As the years went on, I’d find myself conflicted. Torn on why I’d choose again and again to stay in finance yet also recognizing I loved wearing a suit, presenting, making money and making things happen. I’d get pulled in one direction and then the other - pouring everything into work, feeling unfilled, taking a solo trip to Costa Rica, back to everything in work, emptiness, deep dive into vedic philosophy… around and around I’d go… creating different outlets along the way to fill the gaps I was truly feeling.

It was exhausting. All of the doing. All of the confusion. All of the division.


When you divide yourself, you cultivate tension. You split your energy and pull yourself in opposing directions. It’s hard to make decisions and you never fully feel satisfied.


I lived this way for many years until I was confronted with the reality that it was unsustainable. It impacted my health, my relationships and most importantly, my connection with myself.


At first, I thought I was going to have to make a choice… one or the other. Finance or Yoga. Corporate or Spiritual.


Yet what I realized was that the thing wasn’t the problem. Finance wasn’t the problem. Yoga wasn’t the problem. I was the problem. My perspective was the problem. Finance and Yoga weren’t creating the division. I was.

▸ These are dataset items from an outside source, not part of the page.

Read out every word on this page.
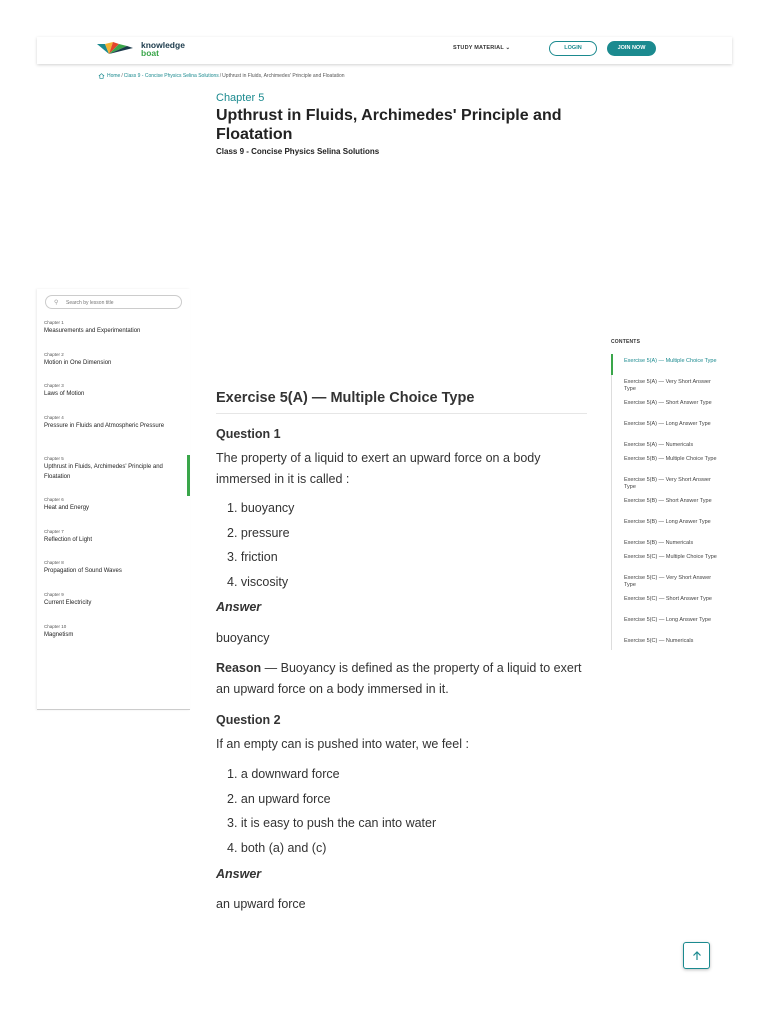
knowledge
boat	STUDY MATERIAL ⌄	LOGIN	JOIN NOW
Home / Class 9 - Concise Physics Selina Solutions / Upthrust in Fluids, Archimedes' Principle and Floatation
Chapter 5
Upthrust in Fluids, Archimedes' Principle and Floatation
Class 9 - Concise Physics Selina Solutions
⚲
Search by lesson title
Chapter 1
Measurements and Experimentation
Chapter 2
Motion in One Dimension
Chapter 3
Laws of Motion
Chapter 4
Pressure in Fluids and Atmospheric Pressure
Chapter 5
Upthrust in Fluids, Archimedes' Principle and Floatation
Chapter 6
Heat and Energy
Chapter 7
Reflection of Light
Chapter 8
Propagation of Sound Waves
Chapter 9
Current Electricity
Chapter 10
Magnetism
Exercise 5(A) — Multiple Choice Type
Question 1
The property of a liquid to exert an upward force on a body immersed in it is called :
1. buoyancy
2. pressure
3. friction
4. viscosity
Answer
buoyancy
Reason — Buoyancy is defined as the property of a liquid to exert an upward force on a body immersed in it.
Question 2
If an empty can is pushed into water, we feel :
1. a downward force
2. an upward force
3. it is easy to push the can into water
4. both (a) and (c)
Answer
an upward force
CONTENTS
Exercise 5(A) — Multiple Choice Type
Exercise 5(A) — Very Short Answer Type
Exercise 5(A) — Short Answer Type
Exercise 5(A) — Long Answer Type
Exercise 5(A) — Numericals
Exercise 5(B) — Multiple Choice Type
Exercise 5(B) — Very Short Answer Type
Exercise 5(B) — Short Answer Type
Exercise 5(B) — Long Answer Type
Exercise 5(B) — Numericals
Exercise 5(C) — Multiple Choice Type
Exercise 5(C) — Very Short Answer Type
Exercise 5(C) — Short Answer Type
Exercise 5(C) — Long Answer Type
Exercise 5(C) — Numericals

Yet what I realized was that the thing wasn’t the problem. Finance wasn’t the problem. Yoga wasn’t the problem. I was the problem. My perspective was the problem. Finance and Yoga weren’t creating the division. I was.


It’s wild what can happen with a subtle shift in mindset. A reorientation around how you view a challenge.


Instead of seeking a solution externally. I looked for one internally. I dove into myself. Peeled back my layers and came out with impeccable clarity. A rooted sense of direction, of peace.


No longer at odds between my two worlds. Seeing their complete integration.


 

Invitations for Reflection


What divisions are you creating in your life? Where are you at odds with yourself?

  • Do you show up as different people in different situations?

  • If so, how does it feel to have to maintain multiple “worlds”?

  • Why do you feel the need to maintain multiple “worlds”?